A criação de um imposto sobre os bancos e um novo IVA europeu para financiar os cofres comunitários constitui a grande novidade da proposta de orçamento da UE para o período 2014-2020 hoje apresentada pela Comissão Europeia.

A proposta, apresentada hoje à noite em Bruxelas pelo presidente da Comissão Europeia, Durão Barroso e pelo comissário europeu do Orçamento, Janusz Lewandowski, constitui o início de um processo negocial, com o Conselho e o Parlamento Europeus, que se prevê longo e difícil, face à oposição de Estados membros a novos impostos.

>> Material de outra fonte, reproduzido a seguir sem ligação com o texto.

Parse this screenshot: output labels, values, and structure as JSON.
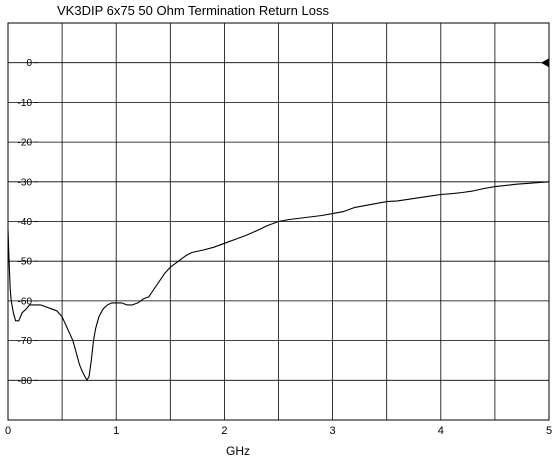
{
  "chart_data": {
    "type": "line",
    "title": "VK3DIP 6x75  50 Ohm Termination Return Loss",
    "xlabel": "GHz",
    "ylabel": "",
    "xlim": [
      0,
      5
    ],
    "ylim": [
      -90,
      10
    ],
    "x_ticks": [
      0,
      1,
      2,
      3,
      4,
      5
    ],
    "x_tick_labels": [
      "0",
      "1",
      "2",
      "3",
      "4",
      "5"
    ],
    "y_ticks": [
      0,
      -10,
      -20,
      -30,
      -40,
      -50,
      -60,
      -70,
      -80
    ],
    "y_tick_labels": [
      "0",
      "-10",
      "-20",
      "-30",
      "-40",
      "-50",
      "-60",
      "-70",
      "-80"
    ],
    "x_minor_step": 0.5,
    "y_minor_step": 10,
    "grid": true,
    "legend": "none",
    "reference_marker": {
      "x": 5,
      "y": 0,
      "shape": "left-pointing triangle"
    },
    "series": [
      {
        "color": "#000000",
        "x": [
          0.0,
          0.01,
          0.02,
          0.03,
          0.05,
          0.07,
          0.1,
          0.13,
          0.17,
          0.2,
          0.25,
          0.3,
          0.35,
          0.4,
          0.45,
          0.5,
          0.55,
          0.6,
          0.63,
          0.66,
          0.69,
          0.71,
          0.73,
          0.75,
          0.77,
          0.79,
          0.81,
          0.84,
          0.88,
          0.92,
          0.96,
          1.0,
          1.05,
          1.1,
          1.15,
          1.2,
          1.25,
          1.3,
          1.35,
          1.4,
          1.45,
          1.5,
          1.55,
          1.6,
          1.65,
          1.7,
          1.8,
          1.9,
          2.0,
          2.1,
          2.2,
          2.3,
          2.4,
          2.5,
          2.6,
          2.75,
          2.9,
          3.0,
          3.1,
          3.2,
          3.3,
          3.4,
          3.5,
          3.6,
          3.7,
          3.8,
          3.9,
          4.0,
          4.1,
          4.2,
          4.3,
          4.4,
          4.5,
          4.6,
          4.7,
          4.8,
          4.9,
          5.0
        ],
        "y": [
          -42,
          -50,
          -57,
          -60,
          -63,
          -65,
          -65,
          -63,
          -62,
          -61,
          -61,
          -61,
          -61.5,
          -62,
          -62.5,
          -64,
          -67,
          -70,
          -73,
          -76,
          -78,
          -79,
          -80,
          -79,
          -75,
          -70,
          -67,
          -64,
          -62,
          -61,
          -60.5,
          -60.5,
          -60.5,
          -61,
          -61,
          -60.5,
          -59.5,
          -59,
          -57,
          -55,
          -53,
          -51.5,
          -50.5,
          -49.5,
          -48.5,
          -47.8,
          -47.2,
          -46.5,
          -45.5,
          -44.5,
          -43.5,
          -42.3,
          -41,
          -40,
          -39.5,
          -39,
          -38.5,
          -38,
          -37.5,
          -36.5,
          -36,
          -35.5,
          -35,
          -34.8,
          -34.4,
          -34,
          -33.6,
          -33.2,
          -33,
          -32.7,
          -32.3,
          -31.7,
          -31.2,
          -30.9,
          -30.6,
          -30.4,
          -30.2,
          -30
        ]
      }
    ]
  }
}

O envelope financeiro proposto por Bruxelas para o próximo quadro financeiro plurianual ascende no seu conjunto a 1.025 mil milhões de euros (cerca de 1,05% do PIB europeu), o que representa um aumento de 5 por cento relativamente ao actualmente em vigor (2007-2013), que representa 1,07 por cento da riqueza europeia.

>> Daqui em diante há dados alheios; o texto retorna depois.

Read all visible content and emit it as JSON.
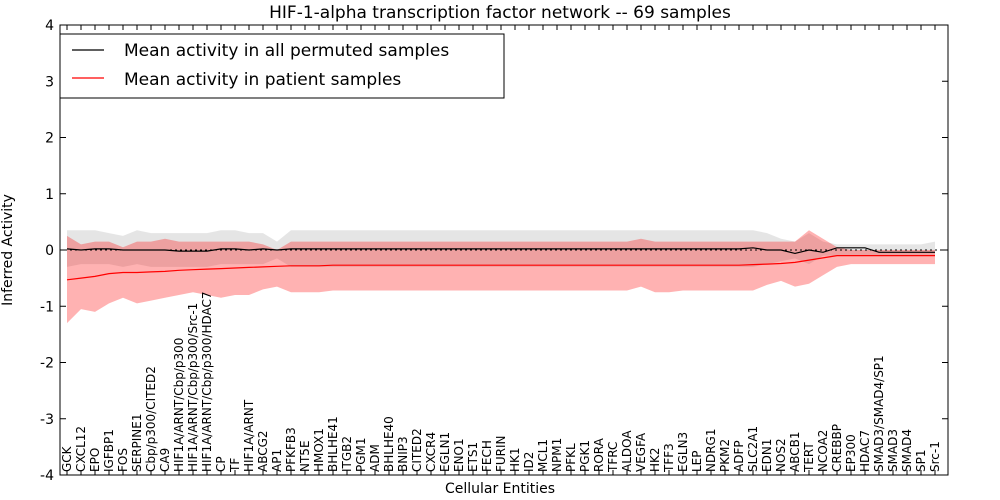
{
  "chart_data": {
    "type": "line",
    "title": "HIF-1-alpha transcription factor network -- 69 samples",
    "xlabel": "Cellular Entities",
    "ylabel": "Inferred Activity",
    "ylim": [
      -4,
      4
    ],
    "yticks": [
      -4,
      -3,
      -2,
      -1,
      0,
      1,
      2,
      3,
      4
    ],
    "grid": false,
    "legend_position": "upper-left",
    "reference_line": 0,
    "categories": [
      "GCK",
      "CXCL12",
      "EPO",
      "IGFBP1",
      "FOS",
      "SERPINE1",
      "Cbp/p300/CITED2",
      "CA9",
      "HIF1A/ARNT/Cbp/p300",
      "HIF1A/ARNT/Cbp/p300/Src-1",
      "HIF1A/ARNT/Cbp/p300/HDAC7",
      "CP",
      "TF",
      "HIF1A/ARNT",
      "ABCG2",
      "AP1",
      "PFKFB3",
      "NT5E",
      "HMOX1",
      "BHLHE41",
      "ITGB2",
      "PGM1",
      "ADM",
      "BHLHE40",
      "BNIP3",
      "CITED2",
      "CXCR4",
      "EGLN1",
      "ENO1",
      "ETS1",
      "FECH",
      "FURIN",
      "HK1",
      "ID2",
      "MCL1",
      "NPM1",
      "PFKL",
      "PGK1",
      "RORA",
      "TFRC",
      "ALDOA",
      "VEGFA",
      "HK2",
      "TFF3",
      "EGLN3",
      "LEP",
      "NDRG1",
      "PKM2",
      "ADFP",
      "SLC2A1",
      "EDN1",
      "NOS2",
      "ABCB1",
      "TERT",
      "NCOA2",
      "CREBBP",
      "EP300",
      "HDAC7",
      "SMAD3/SMAD4/SP1",
      "SMAD3",
      "SMAD4",
      "SP1",
      "Src-1"
    ],
    "series": [
      {
        "name": "Mean activity in all permuted samples",
        "color": "#000000",
        "values": [
          0.02,
          0.0,
          0.02,
          0.02,
          0.0,
          0.0,
          0.0,
          0.0,
          -0.02,
          -0.02,
          -0.02,
          0.02,
          0.02,
          0.0,
          0.02,
          0.0,
          0.02,
          0.02,
          0.02,
          0.02,
          0.02,
          0.02,
          0.02,
          0.02,
          0.02,
          0.02,
          0.02,
          0.02,
          0.02,
          0.02,
          0.02,
          0.02,
          0.02,
          0.02,
          0.02,
          0.02,
          0.02,
          0.02,
          0.02,
          0.02,
          0.02,
          0.02,
          0.02,
          0.02,
          0.02,
          0.02,
          0.02,
          0.02,
          0.02,
          0.04,
          0.0,
          0.0,
          -0.06,
          0.0,
          -0.04,
          0.04,
          0.04,
          0.04,
          -0.04,
          -0.04,
          -0.04,
          -0.04,
          -0.04
        ],
        "band_upper": [
          0.35,
          0.35,
          0.35,
          0.3,
          0.25,
          0.35,
          0.3,
          0.3,
          0.3,
          0.3,
          0.3,
          0.35,
          0.35,
          0.3,
          0.3,
          0.15,
          0.35,
          0.35,
          0.35,
          0.35,
          0.35,
          0.35,
          0.35,
          0.35,
          0.35,
          0.35,
          0.35,
          0.35,
          0.35,
          0.35,
          0.35,
          0.35,
          0.35,
          0.35,
          0.35,
          0.35,
          0.35,
          0.35,
          0.35,
          0.35,
          0.35,
          0.35,
          0.35,
          0.35,
          0.35,
          0.35,
          0.35,
          0.35,
          0.35,
          0.35,
          0.3,
          0.2,
          0.15,
          0.3,
          0.15,
          0.1,
          0.1,
          0.1,
          0.1,
          0.1,
          0.1,
          0.1,
          0.15
        ],
        "band_lower": [
          -0.3,
          -0.25,
          -0.25,
          -0.25,
          -0.3,
          -0.25,
          -0.3,
          -0.3,
          -0.3,
          -0.3,
          -0.3,
          -0.25,
          -0.25,
          -0.25,
          -0.25,
          -0.15,
          -0.3,
          -0.3,
          -0.3,
          -0.3,
          -0.3,
          -0.3,
          -0.3,
          -0.3,
          -0.3,
          -0.3,
          -0.3,
          -0.3,
          -0.3,
          -0.3,
          -0.3,
          -0.3,
          -0.3,
          -0.3,
          -0.3,
          -0.3,
          -0.3,
          -0.3,
          -0.3,
          -0.3,
          -0.3,
          -0.3,
          -0.3,
          -0.3,
          -0.3,
          -0.3,
          -0.3,
          -0.3,
          -0.3,
          -0.3,
          -0.25,
          -0.2,
          -0.15,
          -0.25,
          -0.1,
          -0.1,
          -0.1,
          -0.1,
          -0.1,
          -0.1,
          -0.1,
          -0.1,
          -0.1
        ]
      },
      {
        "name": "Mean activity in patient samples",
        "color": "#ff0000",
        "values": [
          -0.53,
          -0.5,
          -0.47,
          -0.42,
          -0.4,
          -0.4,
          -0.39,
          -0.38,
          -0.36,
          -0.35,
          -0.34,
          -0.33,
          -0.32,
          -0.31,
          -0.3,
          -0.29,
          -0.28,
          -0.28,
          -0.28,
          -0.27,
          -0.27,
          -0.27,
          -0.27,
          -0.27,
          -0.27,
          -0.27,
          -0.27,
          -0.27,
          -0.27,
          -0.27,
          -0.27,
          -0.27,
          -0.27,
          -0.27,
          -0.27,
          -0.27,
          -0.27,
          -0.27,
          -0.27,
          -0.27,
          -0.27,
          -0.27,
          -0.27,
          -0.27,
          -0.27,
          -0.27,
          -0.27,
          -0.27,
          -0.27,
          -0.26,
          -0.25,
          -0.24,
          -0.22,
          -0.18,
          -0.14,
          -0.1,
          -0.1,
          -0.1,
          -0.1,
          -0.1,
          -0.1,
          -0.1,
          -0.1
        ],
        "band_upper": [
          0.25,
          0.1,
          0.15,
          0.15,
          0.05,
          0.15,
          0.15,
          0.2,
          0.15,
          0.15,
          0.15,
          0.15,
          0.15,
          0.15,
          0.1,
          0.0,
          0.15,
          0.15,
          0.15,
          0.15,
          0.15,
          0.15,
          0.15,
          0.15,
          0.15,
          0.15,
          0.15,
          0.15,
          0.15,
          0.15,
          0.15,
          0.15,
          0.15,
          0.15,
          0.15,
          0.15,
          0.15,
          0.15,
          0.15,
          0.15,
          0.15,
          0.2,
          0.15,
          0.15,
          0.15,
          0.15,
          0.15,
          0.15,
          0.15,
          0.15,
          0.15,
          0.15,
          0.15,
          0.35,
          0.2,
          0.05,
          0.0,
          0.0,
          0.0,
          0.0,
          0.0,
          0.0,
          0.0
        ],
        "band_lower": [
          -1.3,
          -1.05,
          -1.1,
          -0.95,
          -0.85,
          -0.95,
          -0.9,
          -0.85,
          -0.8,
          -0.75,
          -0.8,
          -0.85,
          -0.8,
          -0.8,
          -0.7,
          -0.65,
          -0.75,
          -0.75,
          -0.75,
          -0.72,
          -0.72,
          -0.72,
          -0.72,
          -0.72,
          -0.72,
          -0.72,
          -0.72,
          -0.72,
          -0.72,
          -0.72,
          -0.72,
          -0.72,
          -0.72,
          -0.72,
          -0.72,
          -0.72,
          -0.72,
          -0.72,
          -0.72,
          -0.72,
          -0.72,
          -0.65,
          -0.75,
          -0.75,
          -0.72,
          -0.72,
          -0.72,
          -0.72,
          -0.72,
          -0.72,
          -0.62,
          -0.55,
          -0.65,
          -0.6,
          -0.45,
          -0.3,
          -0.25,
          -0.25,
          -0.25,
          -0.25,
          -0.25,
          -0.25,
          -0.25
        ]
      }
    ]
  }
}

Todavia, o aumento em 5 por cento do montante global também promete desencadear descontentamento, já que vários Estados membros, com os “grandes” (Alemanha, Reino Unido e França) à cabeça, têm vindo a reclamar um “congelamento”, face aos tempos de austeridade.

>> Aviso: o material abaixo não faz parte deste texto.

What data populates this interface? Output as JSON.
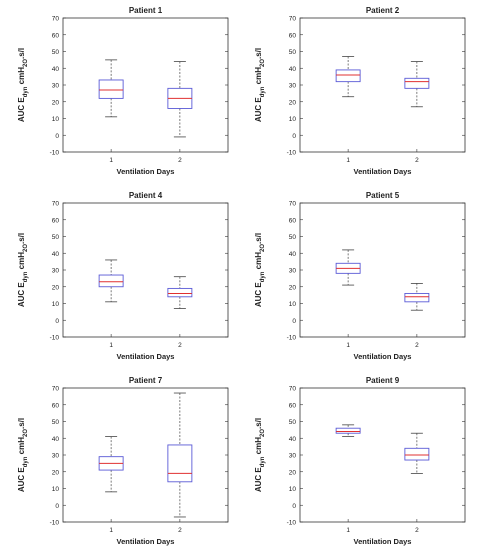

Na proposta hoje apresentada para as chamadas “perspectivas financeiras”, o orçamento plurianual, para 2014-2020, o executivo comunitário explica a sugestão de criação de um imposto sobre os bancos (transacções financeiras ou actividade bancária) com a necessidade de melhorar os recursos para o orçamento da UE, garantindo que tal pode ser feito sem prejuízo dos Estados membros.

A Comissão mantém apostas fortes na política agrícola (371,72 mil milhões de euros) e na política de coesão (376 mil milhões de euros), o que no caso de Portugal significaria que o país deverá continuar a receber após 2014 um nível idêntico ao actual de fundos comunitários para apoio ao desenvolvimento do país.

Fonte da UE explicou que, com o montante proposto de 376 mil milhões de euros, Portugal vai continuar a receber o mesmo nível de apoios dos Fundos Estruturais e de Coesão, já que continua a ser um país com várias regiões com um nível de riqueza abaixo de 75 por cento da média da União Europeia.

Por outro lado, a proposta de Bruxelas prevê um aumento temporário da taxa de co-financiamento da UE para fundos estruturais aos países que estão a ser alvo de programas de assistência financeira, caso de Portugal.

Por fim, fonte comunitária indicou que a proposta de orçamento inclui também um novo “mecanismo para ligar a Europa”, dotado com 40 mil milhões de euros, para dinamizar investimentos com “importância europeia” na área dos transportes e energia, como por exemplo a interconexão eléctrica entre a Península Ibérica e a França.